VR Teleoperation

This guide covers teleoperation of the K-Bot using a Meta Quest VR Headset.

Prerequisites

• K-Bot (see Quickstart)
• Meta Quest VR headset
• Computer with teleop repository cloned from kbot_vr_teleop

Overview

The K-Bot teleop system uses VR spatial tracking to provide intuitive remote control of the robot.

System Diagram

The Robot runs its main firmware, a GStreamer process with a WebSocket server and a UDP listener that passes commands to the firmware.

The Intermediary Computer is not strictly necessary, but it allows us to offload the inverse kinematics from the robot. On-board kinematics aren't very smooth since the CPU on the Raspberry Pi is also streaming two feeds using software encoding.

The VR Headset provides hand or controller tracking through a browser web app. No installs required.

Control Methods

VR Controllers provide a more comprehensive interface to control the robot. Joysticks can be used to control the lower body, the robot can be paused, and the analog triggers provide precise control over the end effectors (great for grippers).

Hand Tracking allows the user to naturally control the robot's individual fingers by tracking each joint in their hand. The rest of the interface is missing, but that is something being actively explored.

Video Streaming

Currently, only one video feed is displayed in front of the user. We are actively working on implementing stereo vision for enhanced depth perception. For more details on the video streaming implementation, see the Video Streaming page.

How to Run VR Teleop

1. Setup Signaling Server

Create a conda environment and install all required dependencies:

# Create and activate conda environment
conda create -n teleop python=3.10
conda activate teleop

# Navigate to the teleop repository
cd kbot_vr_teleop

# Install dependencies from requirements.txt
pip install -r requirements.txt

# Install the package in editable mode
pip install -e .

The dependencies include:

• websockets - WebSocket server/client communication
• jax & jaxopt - Inverse kinematics optimization
• numpy & scipy - Array operations and spatial transforms
• rerun-sdk - Visualization and logging (includes viewer)
• urdf-parser-py - Parsing robot URDF files
• Other utilities

Then run the signaling server:

cd src/kscale_vr_teleop
python signaling.py

The signaling server will:

• Receive joint data from the headset via WebSocket
• Perform Inverse Kinematics calculations
• Forward commands to the robot using UDP
• Relay WebRTC signaling messages
• Launch a Rerun window to visualize and log the robot's movement

2. Setup Web Server

# Navigate to the teleop frontend
cd kbot_vr_teleop/frontend
npm install
npm run start-https

The start-https command creates a webserver and an HTTPS proxy that:

• Runs on port 8443 (HTTPS server)
• Forwards general traffic to port 8012 (React development server)
• Forwards /service2 requests to port 8013 (signaling server for WebRTC and inverse kinematics)

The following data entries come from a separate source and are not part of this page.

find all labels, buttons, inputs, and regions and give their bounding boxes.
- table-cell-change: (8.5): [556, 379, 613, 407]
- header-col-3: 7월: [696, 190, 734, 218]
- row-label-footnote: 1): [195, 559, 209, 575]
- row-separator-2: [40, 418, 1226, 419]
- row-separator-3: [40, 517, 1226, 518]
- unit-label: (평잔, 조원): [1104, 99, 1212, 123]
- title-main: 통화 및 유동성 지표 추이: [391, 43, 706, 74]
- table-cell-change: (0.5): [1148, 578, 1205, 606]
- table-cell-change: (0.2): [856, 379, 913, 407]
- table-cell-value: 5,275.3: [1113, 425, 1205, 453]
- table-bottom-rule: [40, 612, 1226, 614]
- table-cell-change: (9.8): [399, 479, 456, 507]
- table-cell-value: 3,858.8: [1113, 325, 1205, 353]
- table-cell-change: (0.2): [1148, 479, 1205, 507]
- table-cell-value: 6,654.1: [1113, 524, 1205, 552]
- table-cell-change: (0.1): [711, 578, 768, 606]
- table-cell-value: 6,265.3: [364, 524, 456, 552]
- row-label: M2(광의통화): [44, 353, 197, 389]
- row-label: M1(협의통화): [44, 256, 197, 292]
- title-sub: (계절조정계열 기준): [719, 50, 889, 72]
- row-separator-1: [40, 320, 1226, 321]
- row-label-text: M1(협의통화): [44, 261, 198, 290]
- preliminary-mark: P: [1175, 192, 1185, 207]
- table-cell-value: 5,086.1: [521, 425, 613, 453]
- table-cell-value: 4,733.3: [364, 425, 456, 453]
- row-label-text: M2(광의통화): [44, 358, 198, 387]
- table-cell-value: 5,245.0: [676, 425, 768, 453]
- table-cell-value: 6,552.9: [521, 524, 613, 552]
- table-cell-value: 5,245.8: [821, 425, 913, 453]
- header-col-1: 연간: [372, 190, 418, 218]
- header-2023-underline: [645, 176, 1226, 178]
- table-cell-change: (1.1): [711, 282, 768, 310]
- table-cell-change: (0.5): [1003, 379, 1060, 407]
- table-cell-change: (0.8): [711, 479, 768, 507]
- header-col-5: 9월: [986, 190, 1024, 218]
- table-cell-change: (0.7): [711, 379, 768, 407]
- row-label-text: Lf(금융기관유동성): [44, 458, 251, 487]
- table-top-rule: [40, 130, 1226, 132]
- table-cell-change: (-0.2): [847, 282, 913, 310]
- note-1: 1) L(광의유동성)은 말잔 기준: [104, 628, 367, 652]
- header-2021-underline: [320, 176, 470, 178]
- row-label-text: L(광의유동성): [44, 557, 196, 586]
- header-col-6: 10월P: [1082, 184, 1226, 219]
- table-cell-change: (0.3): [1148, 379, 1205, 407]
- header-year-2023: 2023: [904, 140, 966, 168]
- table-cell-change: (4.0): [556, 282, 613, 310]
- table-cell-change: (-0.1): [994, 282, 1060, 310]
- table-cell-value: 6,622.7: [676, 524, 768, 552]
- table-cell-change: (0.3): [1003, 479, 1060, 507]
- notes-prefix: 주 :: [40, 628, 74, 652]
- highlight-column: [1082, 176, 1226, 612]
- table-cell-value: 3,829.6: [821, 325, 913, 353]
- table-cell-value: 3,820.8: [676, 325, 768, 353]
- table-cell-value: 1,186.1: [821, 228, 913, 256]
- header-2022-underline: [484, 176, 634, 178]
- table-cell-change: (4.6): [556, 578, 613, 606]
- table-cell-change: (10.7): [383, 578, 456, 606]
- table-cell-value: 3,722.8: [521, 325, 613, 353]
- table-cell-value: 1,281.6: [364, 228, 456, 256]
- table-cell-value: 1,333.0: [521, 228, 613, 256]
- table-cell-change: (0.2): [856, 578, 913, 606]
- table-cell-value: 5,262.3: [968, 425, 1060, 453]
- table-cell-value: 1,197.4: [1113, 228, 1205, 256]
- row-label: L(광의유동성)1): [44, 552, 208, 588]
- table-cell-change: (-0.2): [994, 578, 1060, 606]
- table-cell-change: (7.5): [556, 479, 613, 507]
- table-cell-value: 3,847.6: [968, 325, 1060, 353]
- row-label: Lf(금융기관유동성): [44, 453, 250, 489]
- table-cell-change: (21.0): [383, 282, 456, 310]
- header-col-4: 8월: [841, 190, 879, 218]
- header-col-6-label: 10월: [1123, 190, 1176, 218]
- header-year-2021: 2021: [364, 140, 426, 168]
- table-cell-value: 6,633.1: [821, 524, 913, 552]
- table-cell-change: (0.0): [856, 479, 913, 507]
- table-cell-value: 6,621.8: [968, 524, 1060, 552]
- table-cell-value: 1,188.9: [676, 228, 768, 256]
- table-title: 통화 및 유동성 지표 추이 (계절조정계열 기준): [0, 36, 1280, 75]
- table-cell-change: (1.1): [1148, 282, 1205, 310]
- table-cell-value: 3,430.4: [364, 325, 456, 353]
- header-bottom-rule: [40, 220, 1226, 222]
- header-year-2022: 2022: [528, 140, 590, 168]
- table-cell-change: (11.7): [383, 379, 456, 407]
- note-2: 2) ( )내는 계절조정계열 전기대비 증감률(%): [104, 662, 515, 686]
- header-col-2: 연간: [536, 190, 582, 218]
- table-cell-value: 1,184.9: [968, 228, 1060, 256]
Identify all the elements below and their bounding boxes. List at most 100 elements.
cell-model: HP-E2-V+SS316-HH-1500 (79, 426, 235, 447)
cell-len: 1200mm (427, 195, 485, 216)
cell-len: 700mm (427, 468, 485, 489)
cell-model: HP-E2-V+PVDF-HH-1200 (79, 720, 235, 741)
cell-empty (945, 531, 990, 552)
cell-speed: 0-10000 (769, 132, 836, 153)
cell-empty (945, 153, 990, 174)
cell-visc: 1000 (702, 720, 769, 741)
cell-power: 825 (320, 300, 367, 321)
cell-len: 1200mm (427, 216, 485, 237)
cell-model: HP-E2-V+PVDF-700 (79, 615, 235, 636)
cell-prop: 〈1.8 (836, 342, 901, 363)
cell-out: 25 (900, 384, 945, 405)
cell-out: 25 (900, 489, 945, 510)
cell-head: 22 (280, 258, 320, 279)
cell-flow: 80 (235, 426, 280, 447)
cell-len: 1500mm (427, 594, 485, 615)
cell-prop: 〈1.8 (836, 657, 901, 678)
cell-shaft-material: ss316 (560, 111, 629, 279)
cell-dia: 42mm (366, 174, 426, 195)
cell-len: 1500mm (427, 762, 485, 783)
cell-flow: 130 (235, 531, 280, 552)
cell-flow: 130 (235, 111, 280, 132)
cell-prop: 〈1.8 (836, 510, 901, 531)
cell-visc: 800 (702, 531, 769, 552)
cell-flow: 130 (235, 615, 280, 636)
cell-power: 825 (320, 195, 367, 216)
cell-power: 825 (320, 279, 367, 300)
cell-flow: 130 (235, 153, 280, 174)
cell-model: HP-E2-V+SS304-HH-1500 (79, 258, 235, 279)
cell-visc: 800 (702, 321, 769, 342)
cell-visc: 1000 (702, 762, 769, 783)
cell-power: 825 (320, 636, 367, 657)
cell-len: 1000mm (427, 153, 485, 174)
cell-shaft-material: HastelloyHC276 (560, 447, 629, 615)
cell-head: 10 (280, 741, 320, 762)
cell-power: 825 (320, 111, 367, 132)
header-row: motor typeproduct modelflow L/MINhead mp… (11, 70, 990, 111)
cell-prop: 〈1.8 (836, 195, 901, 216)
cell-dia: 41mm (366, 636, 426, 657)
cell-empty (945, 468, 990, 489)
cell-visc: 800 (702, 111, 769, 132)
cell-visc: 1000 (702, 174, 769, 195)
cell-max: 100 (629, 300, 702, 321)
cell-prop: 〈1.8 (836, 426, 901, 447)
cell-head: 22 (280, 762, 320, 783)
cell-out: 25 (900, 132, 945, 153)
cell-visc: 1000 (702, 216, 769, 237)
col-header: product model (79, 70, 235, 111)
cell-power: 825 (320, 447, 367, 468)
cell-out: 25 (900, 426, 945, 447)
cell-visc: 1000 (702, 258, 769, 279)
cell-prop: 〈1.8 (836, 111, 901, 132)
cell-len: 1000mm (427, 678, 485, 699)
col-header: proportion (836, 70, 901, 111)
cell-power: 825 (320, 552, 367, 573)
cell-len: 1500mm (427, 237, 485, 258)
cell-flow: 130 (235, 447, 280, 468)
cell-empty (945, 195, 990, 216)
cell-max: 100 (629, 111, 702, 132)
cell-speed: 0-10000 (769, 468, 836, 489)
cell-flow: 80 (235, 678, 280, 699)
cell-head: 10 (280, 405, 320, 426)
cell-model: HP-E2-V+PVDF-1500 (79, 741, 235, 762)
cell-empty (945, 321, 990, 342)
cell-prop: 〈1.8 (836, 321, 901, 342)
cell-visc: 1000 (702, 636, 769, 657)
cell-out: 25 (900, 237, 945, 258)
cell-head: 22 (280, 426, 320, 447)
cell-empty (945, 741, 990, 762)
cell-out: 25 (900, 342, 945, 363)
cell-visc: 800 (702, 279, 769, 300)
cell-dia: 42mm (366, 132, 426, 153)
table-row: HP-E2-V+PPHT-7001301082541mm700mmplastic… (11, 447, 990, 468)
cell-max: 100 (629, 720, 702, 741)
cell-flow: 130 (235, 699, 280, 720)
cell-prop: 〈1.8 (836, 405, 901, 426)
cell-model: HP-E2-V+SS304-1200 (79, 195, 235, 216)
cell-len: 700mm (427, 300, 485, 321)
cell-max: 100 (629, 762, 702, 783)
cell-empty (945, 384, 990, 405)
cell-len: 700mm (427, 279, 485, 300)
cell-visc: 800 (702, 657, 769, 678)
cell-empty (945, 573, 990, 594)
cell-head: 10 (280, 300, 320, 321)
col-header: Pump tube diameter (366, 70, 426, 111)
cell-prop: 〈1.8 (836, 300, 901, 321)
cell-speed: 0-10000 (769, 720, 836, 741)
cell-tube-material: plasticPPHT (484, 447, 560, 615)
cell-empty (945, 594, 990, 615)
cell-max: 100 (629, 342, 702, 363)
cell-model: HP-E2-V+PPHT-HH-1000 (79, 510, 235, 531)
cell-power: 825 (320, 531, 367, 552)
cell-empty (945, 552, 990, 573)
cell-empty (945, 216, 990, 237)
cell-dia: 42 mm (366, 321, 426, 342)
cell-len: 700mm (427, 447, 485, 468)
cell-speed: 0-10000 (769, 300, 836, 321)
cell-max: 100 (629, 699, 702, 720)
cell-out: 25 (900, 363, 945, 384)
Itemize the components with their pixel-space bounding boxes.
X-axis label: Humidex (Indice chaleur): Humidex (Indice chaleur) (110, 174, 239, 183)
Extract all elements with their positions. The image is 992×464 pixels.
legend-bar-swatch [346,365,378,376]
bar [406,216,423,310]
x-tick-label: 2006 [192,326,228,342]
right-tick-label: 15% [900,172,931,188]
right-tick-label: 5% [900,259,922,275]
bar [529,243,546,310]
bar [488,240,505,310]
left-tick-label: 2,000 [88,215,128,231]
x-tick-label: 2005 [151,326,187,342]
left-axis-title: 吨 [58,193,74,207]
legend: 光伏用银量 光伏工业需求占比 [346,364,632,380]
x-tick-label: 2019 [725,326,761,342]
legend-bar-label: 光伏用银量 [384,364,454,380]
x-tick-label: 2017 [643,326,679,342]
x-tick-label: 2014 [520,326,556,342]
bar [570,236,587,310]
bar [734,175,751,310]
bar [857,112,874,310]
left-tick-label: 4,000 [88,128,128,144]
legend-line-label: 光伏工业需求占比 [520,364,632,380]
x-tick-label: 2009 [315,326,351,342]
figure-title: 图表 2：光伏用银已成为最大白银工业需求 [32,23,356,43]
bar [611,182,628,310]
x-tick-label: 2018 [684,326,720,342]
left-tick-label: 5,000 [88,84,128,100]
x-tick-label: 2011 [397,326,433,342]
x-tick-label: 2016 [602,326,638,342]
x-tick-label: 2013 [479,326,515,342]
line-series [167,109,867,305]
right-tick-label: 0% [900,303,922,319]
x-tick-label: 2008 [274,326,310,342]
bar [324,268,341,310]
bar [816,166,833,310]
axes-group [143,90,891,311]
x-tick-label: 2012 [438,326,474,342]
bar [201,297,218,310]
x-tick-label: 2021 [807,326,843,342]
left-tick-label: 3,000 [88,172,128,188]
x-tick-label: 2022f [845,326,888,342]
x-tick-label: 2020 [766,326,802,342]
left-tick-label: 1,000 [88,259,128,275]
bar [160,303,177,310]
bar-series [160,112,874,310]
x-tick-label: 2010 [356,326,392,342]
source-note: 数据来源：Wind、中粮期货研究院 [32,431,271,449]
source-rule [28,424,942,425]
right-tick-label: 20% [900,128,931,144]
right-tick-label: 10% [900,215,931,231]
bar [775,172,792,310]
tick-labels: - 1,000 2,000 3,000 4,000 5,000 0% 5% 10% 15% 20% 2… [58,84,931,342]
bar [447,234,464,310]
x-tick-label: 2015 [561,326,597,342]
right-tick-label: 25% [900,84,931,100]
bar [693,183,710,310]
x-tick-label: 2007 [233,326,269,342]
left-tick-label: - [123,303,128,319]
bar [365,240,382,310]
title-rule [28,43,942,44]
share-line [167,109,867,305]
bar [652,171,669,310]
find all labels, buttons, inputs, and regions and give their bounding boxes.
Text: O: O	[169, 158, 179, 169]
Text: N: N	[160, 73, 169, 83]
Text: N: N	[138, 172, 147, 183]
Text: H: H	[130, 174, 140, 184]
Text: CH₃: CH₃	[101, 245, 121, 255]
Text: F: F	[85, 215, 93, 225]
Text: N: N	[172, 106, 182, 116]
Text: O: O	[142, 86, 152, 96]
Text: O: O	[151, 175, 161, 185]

3. Run Deploy Script and Select Policy

./firmware/scripts/deploy.sh --gstreamer --command-source udp

Visit kbot_vr_teleop to see which policy to run. Expect policies to be updated.

4. Setup Headset

• Navigate to https://YOUR_COMPUTER_IP:8443 in the Quest browser. You will probably need to click 'Advanced' and 'Continue' since your certificate will not be trusted. There is no way to add trusted certificates to the Quest.
• Enter the robot's IP address in the web page. This gets sent to the signaling server and tells it how to find the robot.
• Press Connect
• Press X on the left controller to start sending commands.

Questions

Why have the signaling server?

First, inverse kinematics don't run fast enough when also running GStreamer on the Raspberry Pi due to the fact that it is using software encoding with high CPU usage. The signaling server allows us to offload those calculations from the robot.

Secondly, a signaling server is required in order for WebRTC video streaming to work reliably in different network environments. Some networks may not allow the robot or headset to accept inbound connection requests, so having a signaling server in the middle allows both sides to open their own outbound connections. In order to simplify the process for demos, the current signaling server opens connections with the robot. To change it to a true signaling server, move the WebSocket server from gstreamer.py on the robot to signaling.py.

If you are interested in a TURN relay server, visit our GStreamer repo for instructions on how to setup Coturn.

Why have the HTTPS proxy?

Quest Headsets will not allow unsecured HTTP or WS connections. Not needed for production.

Does the headset receive anything besides the video?

The web app receives the results of the inverse kinematics in order to update the robot's URDF (this will probably be removed once stereo vision is improved). It also receives the calculated distance between the user's real position and the solution of the IK, allowing the user to monitor how well their movement is being followed.

Can I run the web server and signaling server on different computers?

Yes, just update the URL in App.tsx or create a text input for it:

const [url, setUrl] = useState(`wss://${window.location.hostname}${portString}/service2`)

Which headsets does this work with?

Our teleop stack has been used successfully with Quest Pro, Quest 2, and Quest 3.